A disorder that results from damage to portions of the brain that are responsible for language. For most people, these areas are on the left side of the brain. Aphasia usually occurs suddenly, often following a stroke or head injury, but it may also develop slowly, as the result of a brain tumor or a progressive neurological disease. The disorder impairs the expression and understanding of language as well as reading and writing. Aphasia may co-occur with speech disorders, such as dysarthria or apraxia of speech, which also result from brain damage.
Most people who have aphasia are middle-aged or older, but anyone can acquire it, including young children. About 1 million people in the United States currently have aphasia, and nearly 180,000 Americans acquire it each year, according to the National Aphasia Association.
It is caused by damage to one or more of the language areas of the brain. Most often, the cause of the brain injury is a stroke. A stroke occurs when a blood clot or a leaking or burst vessel cuts off blood flow to part of the brain. Brain cells die when they do not receive their normal supply of blood, which carries oxygen and important nutrients. Other causes of brain injury are severe blows to the head, brain tumors, gunshot wounds, brain infections, and progressive neurological disorders, such as Alzheimer’s disease.
It’s is a sign of some other condition, such as a stroke or a brain tumor.
A person with it may :
- Speak in short or incomplete sentences.
- Speak in sentences that don’t make sense.
- Substitute one word for another or one sound for another.
- Speak unrecognizable words.
- Not understand other people’s conversation.
- Write sentences that don’t make sense.
Patterns of aphasia
People with aphasia may have different patterns of strengths and weaknesses.
- Expressive : This is also called Broca’s or nonfluent aphasia. People with this pattern of aphasia may understand what other people say better than they can speak. People with this pattern of aphasia struggle to get words out, speak in very short sentences and omit words. A person might say, “Want food” or “Walk park today.”
- A listener can usually understand the meaning, but people with this aphasia pattern are often aware of their difficulty communicating and may get frustrated. They may also have right-sided paralysis or weakness.
- Global : This pattern is characterized by poor comprehension and difficulty forming words and sentences. Global aphasia results from extensive damage to the brain’s language networks.
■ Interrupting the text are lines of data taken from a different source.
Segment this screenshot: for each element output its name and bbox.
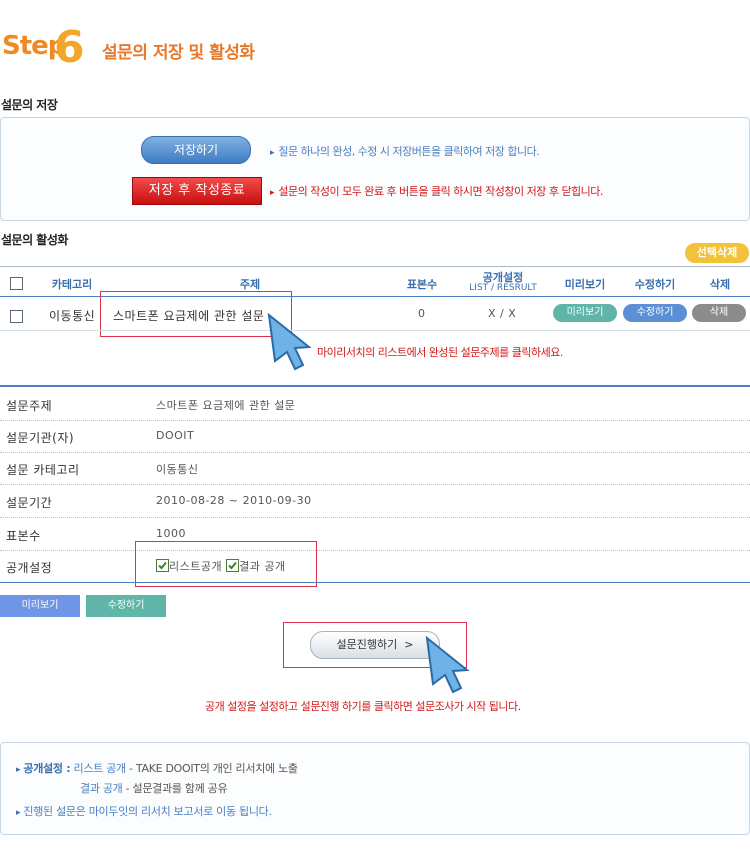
info-line-3: ▸ 진행된 설문은 마이두잇의 리서치 보고서로 이동 됩니다. bbox=[16, 803, 272, 819]
result-public-checkbox[interactable] bbox=[226, 559, 240, 572]
info-list-public: 리스트 공개 bbox=[73, 762, 127, 775]
row-public: X / X bbox=[488, 307, 517, 320]
detail-value-subject: 스마트폰 요금제에 관한 설문 bbox=[156, 399, 296, 412]
page-title: 설문의 저장 및 활성화 bbox=[102, 43, 255, 63]
pointer-arrow-icon bbox=[265, 312, 315, 374]
col-edit: 수정하기 bbox=[634, 278, 676, 291]
detail-value-sample: 1000 bbox=[156, 527, 186, 540]
detail-value-category: 이동통신 bbox=[156, 463, 199, 476]
detail-label-sample: 표본수 bbox=[6, 529, 41, 543]
row-preview-button[interactable]: 미리보기 bbox=[553, 304, 617, 322]
public-options: 리스트공개 결과 공개 bbox=[156, 558, 286, 574]
row-sample: 0 bbox=[418, 307, 426, 320]
col-sample: 표본수 bbox=[406, 278, 438, 291]
save-button[interactable]: 저장하기 bbox=[141, 136, 251, 164]
save-note: ▸ 질문 하나의 완성, 수정 시 저장버튼을 클릭하여 저장 합니다. bbox=[270, 143, 540, 159]
preview-button[interactable]: 미리보기 bbox=[0, 595, 80, 617]
info-line-2: 결과 공개 - 설문결과를 함께 공유 bbox=[80, 780, 228, 796]
bullet-icon: ▸ bbox=[270, 188, 275, 198]
info-line-3-text: 진행된 설문은 마이두잇의 리서치 보고서로 이동 됩니다. bbox=[23, 805, 272, 818]
row-delete-button[interactable]: 삭제 bbox=[692, 304, 746, 322]
list-public-label: 리스트공개 bbox=[169, 560, 223, 573]
save-and-close-button[interactable]: 저장 후 작성종료 bbox=[132, 177, 262, 205]
divider bbox=[0, 452, 750, 453]
row-checkbox[interactable] bbox=[10, 310, 23, 323]
detail-top-line bbox=[0, 385, 750, 387]
info-label: 공개설정 : bbox=[23, 762, 71, 775]
select-all-checkbox[interactable] bbox=[10, 277, 23, 290]
save-close-note-text: 설문의 작성이 모두 완료 후 버튼을 클릭 하시면 작성창이 저장 후 닫힙니… bbox=[278, 185, 603, 198]
detail-bottom-line bbox=[0, 582, 750, 583]
proceed-note: 공개 설정을 설정하고 설문진행 하기를 클릭하면 설문조사가 시작 됩니다. bbox=[205, 700, 521, 713]
detail-label-public: 공개설정 bbox=[6, 561, 53, 575]
select-delete-button[interactable]: 선택삭제 bbox=[685, 243, 749, 263]
save-section-box bbox=[0, 117, 750, 221]
hint-text: 마이리서치의 리스트에서 완성된 설문주제를 클릭하세요. bbox=[317, 346, 563, 359]
info-list-public-desc: - TAKE DOOIT의 개인 리서치에 노출 bbox=[125, 762, 298, 775]
step6-logo: Step 6 bbox=[2, 22, 87, 73]
detail-value-period: 2010-08-28 ~ 2010-09-30 bbox=[156, 494, 312, 507]
detail-value-org: DOOIT bbox=[156, 429, 195, 442]
info-result-public-desc: - 설문결과를 함께 공유 bbox=[122, 782, 228, 795]
row-line bbox=[0, 330, 750, 331]
row-category: 이동통신 bbox=[49, 309, 96, 323]
col-category: 카테고리 bbox=[51, 278, 93, 291]
divider bbox=[0, 550, 750, 551]
detail-label-subject: 설문주제 bbox=[6, 399, 53, 413]
detail-label-period: 설문기간 bbox=[6, 496, 53, 510]
edit-button[interactable]: 수정하기 bbox=[86, 595, 166, 617]
divider bbox=[0, 420, 750, 421]
list-public-checkbox[interactable] bbox=[156, 559, 169, 572]
table-top-line bbox=[0, 266, 750, 267]
result-public-label: 결과 공개 bbox=[239, 560, 286, 573]
col-delete: 삭제 bbox=[709, 278, 731, 291]
proceed-label: 설문진행하기 bbox=[336, 638, 398, 651]
divider bbox=[0, 517, 750, 518]
divider bbox=[0, 484, 750, 485]
info-result-public: 결과 공개 bbox=[80, 782, 123, 795]
detail-label-org: 설문기관(자) bbox=[6, 431, 75, 445]
save-section-title: 설문의 저장 bbox=[1, 98, 58, 112]
save-close-note: ▸ 설문의 작성이 모두 완료 후 버튼을 클릭 하시면 작성창이 저장 후 닫… bbox=[270, 183, 603, 199]
bullet-icon: ▸ bbox=[16, 765, 21, 775]
detail-label-category: 설문 카테고리 bbox=[6, 463, 80, 477]
row-edit-button[interactable]: 수정하기 bbox=[623, 304, 687, 322]
chevron-right-icon: > bbox=[404, 638, 414, 651]
bullet-icon: ▸ bbox=[16, 808, 21, 818]
pointer-arrow-icon bbox=[423, 635, 473, 697]
info-line-1: ▸ 공개설정 : 리스트 공개 - TAKE DOOIT의 개인 리서치에 노출 bbox=[16, 760, 298, 776]
col-preview: 미리보기 bbox=[564, 278, 606, 291]
col-subject: 주제 bbox=[239, 278, 261, 291]
row-subject-link[interactable]: 스마트폰 요금제에 관한 설문 bbox=[113, 307, 264, 324]
bullet-icon: ▸ bbox=[270, 148, 275, 158]
col-public-sub: LIST / RESRULT bbox=[469, 283, 537, 293]
proceed-survey-button[interactable]: 설문진행하기 > bbox=[310, 631, 440, 659]
svg-text:6: 6 bbox=[54, 22, 85, 70]
save-note-text: 질문 하나의 완성, 수정 시 저장버튼을 클릭하여 저장 합니다. bbox=[278, 145, 540, 158]
activation-section-title: 설문의 활성화 bbox=[1, 233, 68, 247]
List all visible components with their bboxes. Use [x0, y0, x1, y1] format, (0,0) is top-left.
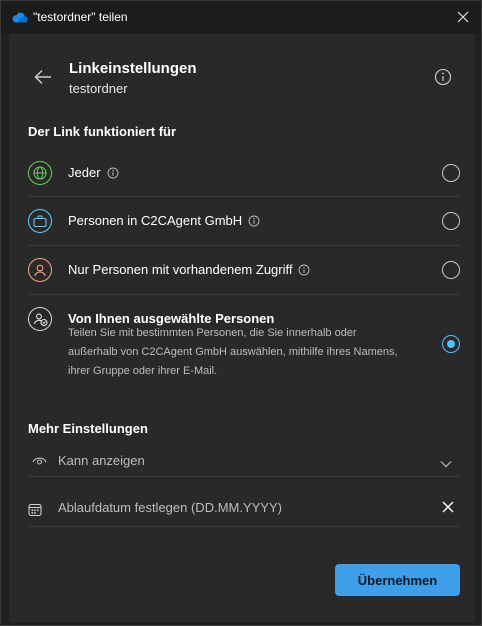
clear-date-button[interactable] [438, 497, 458, 517]
option-specific-people-radio[interactable] [442, 335, 460, 353]
close-icon [457, 11, 469, 23]
info-icon[interactable] [107, 167, 119, 179]
info-icon[interactable] [248, 215, 260, 227]
option-existing-access-label: Nur Personen mit vorhandenem Zugriff [68, 262, 310, 277]
expiry-date-input[interactable] [58, 497, 418, 517]
title-bar: "testordner" teilen [1, 1, 481, 34]
window-title: "testordner" teilen [33, 10, 128, 24]
share-dialog-window: "testordner" teilen Linkeinstellungen te… [0, 0, 482, 626]
info-icon [434, 68, 452, 86]
arrow-left-icon [34, 70, 51, 84]
info-button[interactable] [433, 67, 453, 87]
calendar-icon [28, 503, 42, 522]
globe-icon [28, 161, 52, 185]
info-icon[interactable] [298, 264, 310, 276]
option-specific-people[interactable]: Von Ihnen ausgewählte Personen Teilen Si… [28, 294, 460, 387]
person-icon [28, 258, 52, 282]
option-specific-people-description: Teilen Sie mit bestimmten Personen, die … [68, 327, 398, 377]
back-button[interactable] [31, 65, 55, 89]
folder-name: testordner [69, 81, 128, 96]
page-title: Linkeinstellungen [69, 60, 197, 77]
option-organization-radio[interactable] [442, 212, 460, 230]
option-organization-label: Personen in C2CAgent GmbH [68, 213, 260, 228]
link-settings-panel: Linkeinstellungen testordner Der Link fu… [9, 34, 475, 622]
expiry-date-field [28, 489, 460, 527]
window-close-button[interactable] [453, 7, 473, 27]
close-icon [442, 501, 454, 513]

People with global aphasia have severe disabilities with expression and comprehension.
The most common cause of it is brain damage resulting from a stroke — the blockage or rupture of a blood vessel in the brain. Loss of blood to the brain leads to brain cell death or damage in areas that control language.
Brain damage caused by a severe head injury, a tumor, an infection or a degenerative process also can cause this. In these cases, the aphasia usually occurs with other types of cognitive problems, such as memory problems or confusion.
Primary progressive is the term used for language difficulty that develops gradually. This is due to the gradual degeneration of brain cells located in the language networks. Sometimes this type will progress to a more generalized dementia.
Sometimes temporary episodes of it can occur. These can be due to migraines, seizures or a transient ischemic attack (TIA). A TIA occurs when blood flow is temporarily blocked to an area of the brain. People who’ve had a TIA are at an increased risk of having a stroke in the near future.
Once the cause has been addressed, the main treatment for aphasia is speech and language therapy. The person with aphasia relearns and practices language skills and learns to use other ways to communicate. Family members often participate in the process, helping the person communicate.